The answer to the first question must lie in the one scriptural mention of a crown of twelve stars (Rev. xii.1). Before discussing the twelve joys, Wisman touches briefly on this reference in the course of an analysis of Christine's imagery (including that of the crown), observing that '[t]he image of a crown of twelve stars is rarely used in scriptural writings, one exception being the figure of the woman in Rev. 21: 12 who also wore a crown of twelve stars'. (8) The reference here probably contains what is simply a typographical slip, and should read Rev. xii.1-2, verses which describe a great portent in heaven, a woman in childbirth, robed with the sun, beneath her feet the moon, and on her head a crown of twelve stars:

   Et signum magnum apparuit in caelo: Mulier amicta sole, et luna sub
   pedibus ejus, et in capite ejus corona stellarum duodecim: Et in
   utero habens, clamabat parturiens, et cruciabatur ut pariat. (9)

   (And there appeared a great wonder in heaven; a woman clothed with
   the sun, and the moon under her feet, and upon her head a crown of
   twelve stars: And she being with child cried, travailing in birth,
   and pained to be delivered.) (Authorized Version)

These verses clearly deserve to be given special importance in any search for Christine's source, not only because they contain the only explicit reference in Scripture to a crown of twelve stars, but because, from a very early date, they inspired artists and theologians to create an immeasurably rich tradition of both iconography and patristic commentary based on the Woman of the Apocalypse, at least some of which must have been familiar to as erudite a writer as Christine.
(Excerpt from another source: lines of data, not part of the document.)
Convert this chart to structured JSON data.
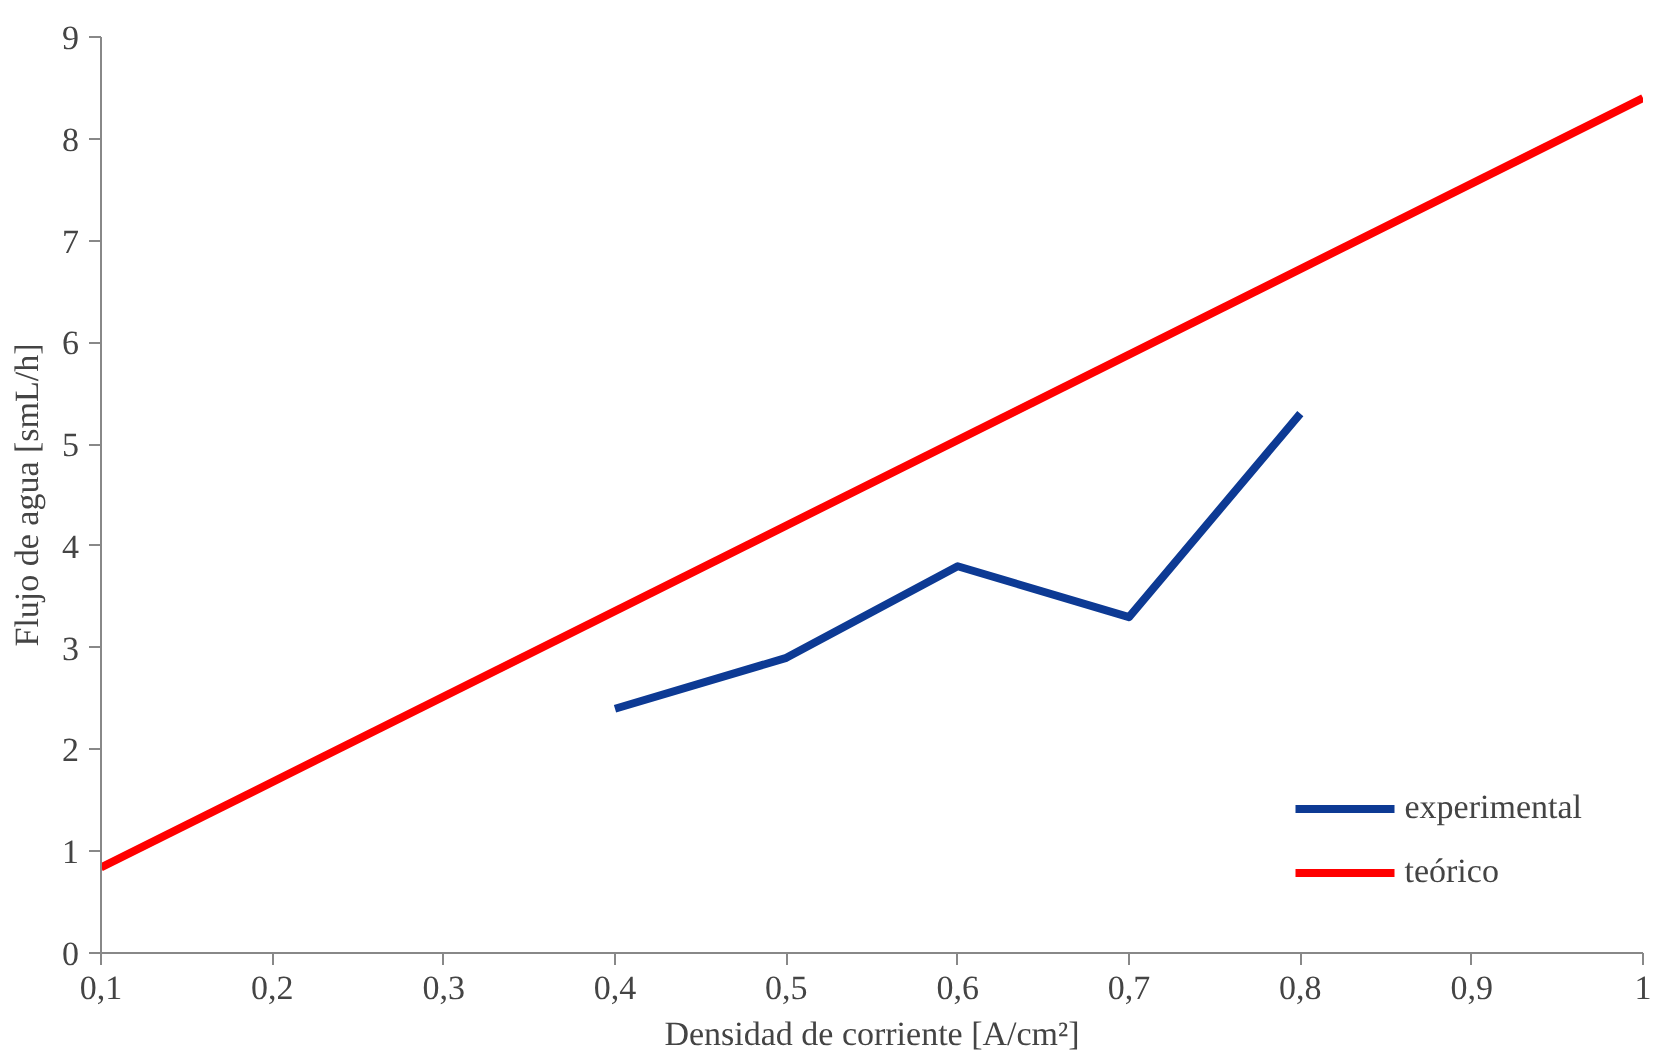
{
  "chart_data": {
    "type": "line",
    "xlabel": "Densidad de corriente [A/cm²]",
    "ylabel": "Flujo de agua [smL/h]",
    "xlim": [
      0.1,
      1
    ],
    "ylim": [
      0,
      9
    ],
    "xticks": [
      {
        "value": 0.1,
        "label": "0,1"
      },
      {
        "value": 0.2,
        "label": "0,2"
      },
      {
        "value": 0.3,
        "label": "0,3"
      },
      {
        "value": 0.4,
        "label": "0,4"
      },
      {
        "value": 0.5,
        "label": "0,5"
      },
      {
        "value": 0.6,
        "label": "0,6"
      },
      {
        "value": 0.7,
        "label": "0,7"
      },
      {
        "value": 0.8,
        "label": "0,8"
      },
      {
        "value": 0.9,
        "label": "0,9"
      },
      1
    ],
    "yticks": [
      0,
      1,
      2,
      3,
      4,
      5,
      6,
      7,
      8,
      9
    ],
    "grid": false,
    "legend": "bottom right",
    "series": [
      {
        "name": "experimental",
        "color": "#0d3a94",
        "x": [
          0.4,
          0.5,
          0.6,
          0.7,
          0.8
        ],
        "values": [
          2.4,
          2.9,
          3.8,
          3.3,
          5.3
        ]
      },
      {
        "name": "teórico",
        "color": "#ff0000",
        "x": [
          0.1,
          1
        ],
        "values": [
          0.84,
          8.4
        ]
      }
    ]
  }
}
It seems reasonable simply to note at this stage that Christine would have been made familiar with the crown of twelve stars, both through her own knowledge of the Bible, and also through the iconography of the Woman of the Apocalypse, most notably in illustrated bibles or in illustrations of biblical scenes. While the iconography of the Woman of the Apocalypse is a fascinating topic in its own right, (10) it is important in the present context only as one of the ways in which the crown of twelve stars was made known in the society to which Christine belonged. The images themselves give very little or no indication as to how the twelve stars were to be interpreted. For an answer to this question, Christine's linking of the twelve stars and the twelve joys of paradise, we have to turn to the patristic commentaries on the Woman of the Apocalypse in Rev. xii.1.